Dernière mise à jour : 4 août 2023

En 17 ans d’existence, le réseau social Twitter a enregistré 353,9 millions d’utilisateurs. Threads, tout nouveau réseau social créé par Meta, considéré comme un sérieux concurrent de Twitter enregistre en un peu plus de 24 heures, plus de 50 millions d’utilisateurs. Oui, la nouvelle bête tient sa promesse.

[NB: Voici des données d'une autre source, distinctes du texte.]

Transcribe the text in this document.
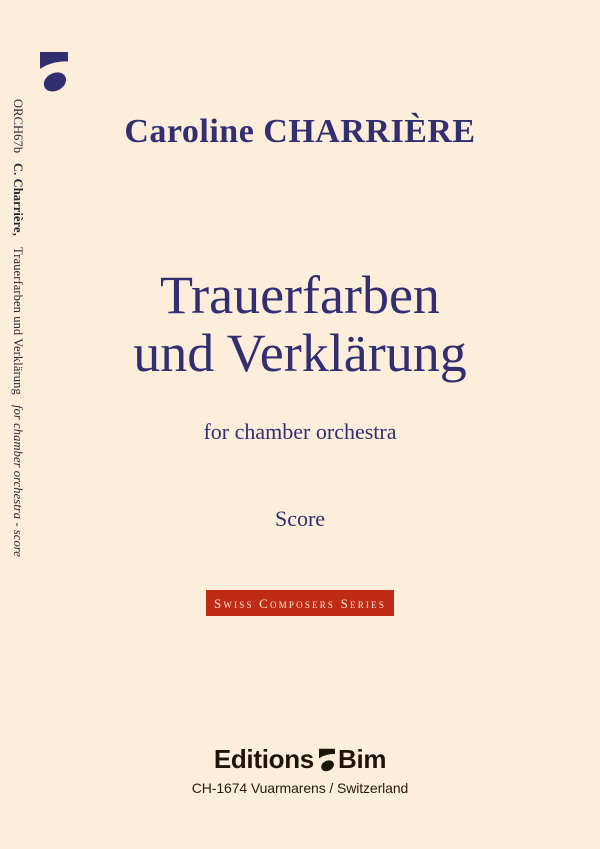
ORCH67b C. Charrière, Trauerfarben und Verklärung for chamber orchestra - score
Caroline CHARRIÈRE
Trauerfarben
und Verklärung
for chamber orchestra
Score
Swiss Composers Series
Editions Bim
CH-1674 Vuarmarens / Switzerland
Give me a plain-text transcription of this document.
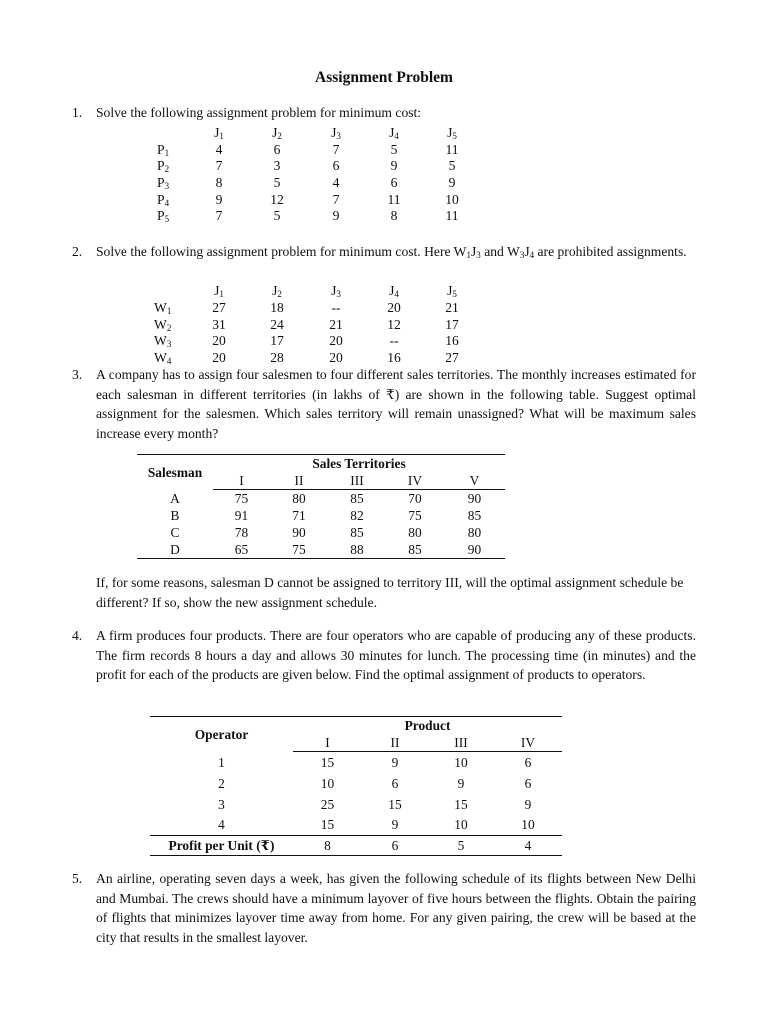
Assignment Problem
1. Solve the following assignment problem for minimum cost:
$J_1$	$J_2$	$J_3$	$J_4$	$J_5$
$P_1$	4	6	7	5	11
$P_2$	7	3	6	9	5
$P_3$	8	5	4	6	9
$P_4$	9	12	7	11	10
$P_5$	7	5	9	8	11
2. Solve the following assignment problem for minimum cost. Here $W_1J_3$ and $W_3J_4$ are prohibited assignments.
$J_1$	$J_2$	$J_3$	$J_4$	$J_5$
$W_1$	27	18	--	20	21
$W_2$	31	24	21	12	17
$W_3$	20	17	20	--	16
$W_4$	20	28	20	16	27
3. A company has to assign four salesmen to four different sales territories. The monthly increases estimated for each salesman in different territories (in lakhs of ₹) are shown in the following table. Suggest optimal assignment for the salesmen. Which sales territory will remain unassigned? What will be maximum sales increase every month?
Salesman	Sales Territories				
	I	II	III	IV	V
A	75	80	85	70	90
B	91	71	82	75	85
C	78	90	85	80	80
D	65	75	88	85	90
If, for some reasons, salesman D cannot be assigned to territory III, will the optimal assignment schedule be different? If so, show the new assignment schedule.
4. A firm produces four products. There are four operators who are capable of producing any of these products. The firm records 8 hours a day and allows 30 minutes for lunch. The processing time (in minutes) and the profit for each of the products are given below. Find the optimal assignment of products to operators.
Operator	Product			
	I	II	III	IV
1	15	9	10	6
2	10	6	9	6
3	25	15	15	9
4	15	9	10	10
Profit per Unit (₹)	8	6	5	4
5. An airline, operating seven days a week, has given the following schedule of its flights between New Delhi and Mumbai. The crews should have a minimum layover of five hours between the flights. Obtain the pairing of flights that minimizes layover time away from home. For any given pairing, the crew will be based at the city that results in the smallest layover.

Threads ressemblerait à une combinaison de Twitter et d’Instagram. On peut y publier du contenu écrit jusqu’à 500 caractères ; le design et le mode de navigation est proche d’Instagram. D’ailleurs, on utilise les identifiants Instagram pour y créer un compte.


La ruée vers cette application montre comment le cyberespace se présente comme l’expression idéale de l’explosion des vitesses. Ces applications-évènements nous révèlent surtout comment les centres du pouvoir se déplacent. Nous sommes dans un contexte où les modèles de représentativité s’essoufflent, les manifestations populaires se multiplient et lorsque certains chefs d’Etats et de gouvernements désignent les réseaux sociaux comme leur parfait bouc émissaire, les citoyens les adoptent pour protéger leur liberté d’expression, quitte à se connecter avec des VPNs (Réseaux privés virtuels).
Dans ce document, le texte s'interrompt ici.